Ironically, Ellen is the least grouchiest person I know.
I met Ellen in February, when I was probably going through one of the darkest times of my life. I was like the earth that got covered with layers and layers of cold, bitter experiences during Winter in Siberia. Ellen provided me with warmth that melted down some of the icicles that were so harshly engraved in my heart.
Ellen has a way of connecting with people that most people don’t. She is like the glue that allows everybody to come together regardless of the different backgrounds, ages, and stages of life. She is a free-spirit and doesn’t even know her amazing and unique gift in being able to help everybody join the party and feel connected.

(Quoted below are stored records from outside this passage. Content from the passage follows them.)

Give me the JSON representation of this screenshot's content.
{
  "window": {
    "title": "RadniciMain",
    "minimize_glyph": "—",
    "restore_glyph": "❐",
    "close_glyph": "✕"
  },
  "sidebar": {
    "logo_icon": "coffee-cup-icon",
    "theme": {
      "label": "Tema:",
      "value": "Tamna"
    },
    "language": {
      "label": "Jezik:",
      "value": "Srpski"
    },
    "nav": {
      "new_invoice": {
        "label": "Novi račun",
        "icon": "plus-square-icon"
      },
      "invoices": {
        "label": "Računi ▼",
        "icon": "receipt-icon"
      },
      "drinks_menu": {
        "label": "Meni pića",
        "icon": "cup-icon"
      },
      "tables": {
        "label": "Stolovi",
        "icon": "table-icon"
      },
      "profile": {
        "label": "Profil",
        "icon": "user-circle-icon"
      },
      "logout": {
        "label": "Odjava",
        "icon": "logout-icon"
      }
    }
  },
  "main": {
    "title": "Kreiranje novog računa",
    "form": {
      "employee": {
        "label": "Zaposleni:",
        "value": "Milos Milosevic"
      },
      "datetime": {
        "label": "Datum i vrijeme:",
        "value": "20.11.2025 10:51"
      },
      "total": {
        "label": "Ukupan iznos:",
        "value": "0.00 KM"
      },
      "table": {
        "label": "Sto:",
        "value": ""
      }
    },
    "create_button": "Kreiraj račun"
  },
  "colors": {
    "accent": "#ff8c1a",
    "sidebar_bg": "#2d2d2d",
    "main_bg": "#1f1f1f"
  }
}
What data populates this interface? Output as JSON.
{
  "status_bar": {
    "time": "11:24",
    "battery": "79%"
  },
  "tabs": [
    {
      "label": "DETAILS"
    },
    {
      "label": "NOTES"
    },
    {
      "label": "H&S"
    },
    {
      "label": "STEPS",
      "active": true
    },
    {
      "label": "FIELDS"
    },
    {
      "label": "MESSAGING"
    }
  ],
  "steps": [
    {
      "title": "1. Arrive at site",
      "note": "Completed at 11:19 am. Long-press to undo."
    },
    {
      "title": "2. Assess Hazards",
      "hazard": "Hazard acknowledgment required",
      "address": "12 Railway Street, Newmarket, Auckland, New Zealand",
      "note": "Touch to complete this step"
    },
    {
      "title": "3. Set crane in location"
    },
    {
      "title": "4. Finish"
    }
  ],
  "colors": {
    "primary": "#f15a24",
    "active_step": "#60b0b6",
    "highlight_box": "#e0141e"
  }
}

I hated happy people. It was some sort of weird, jealousy-type-of-thing that other people’s lives seemed easier than mine; however, Ellen taught me something different: she passed on a part of her joy and happiness to me. Furthermore, she took some of my bitterness and burdens and carried it with me. Every time I saw Ellen, a part of me got uplifted. That was when I realized people are able to multiply their joy or diminish their pain by sharing it with others in a safe community. Isn’t that beautiful–the art of companionship?
Ellen’s way of living without fear through Christ inspires me. The best part is… the more I got to know her, I discovered that her joy didn’t come from her circumstances, but through Christ. When things were bad, she knew for certain that it was all going to get better through Christ. This hope had a crazy ripple effect on me. I clung deeply into the joy that she’d freely received by faith.
Life didn’t feel as lonely anymore. God continuously uses Ellen in my life to melt down some of my hurt and walls I had built up over my life.
Every time I live and get overwhelmed by life, I think about Ellen. Ellen would tell me it’s all going to be okay. Ellen would remind me how Christ has me and that it’s okay.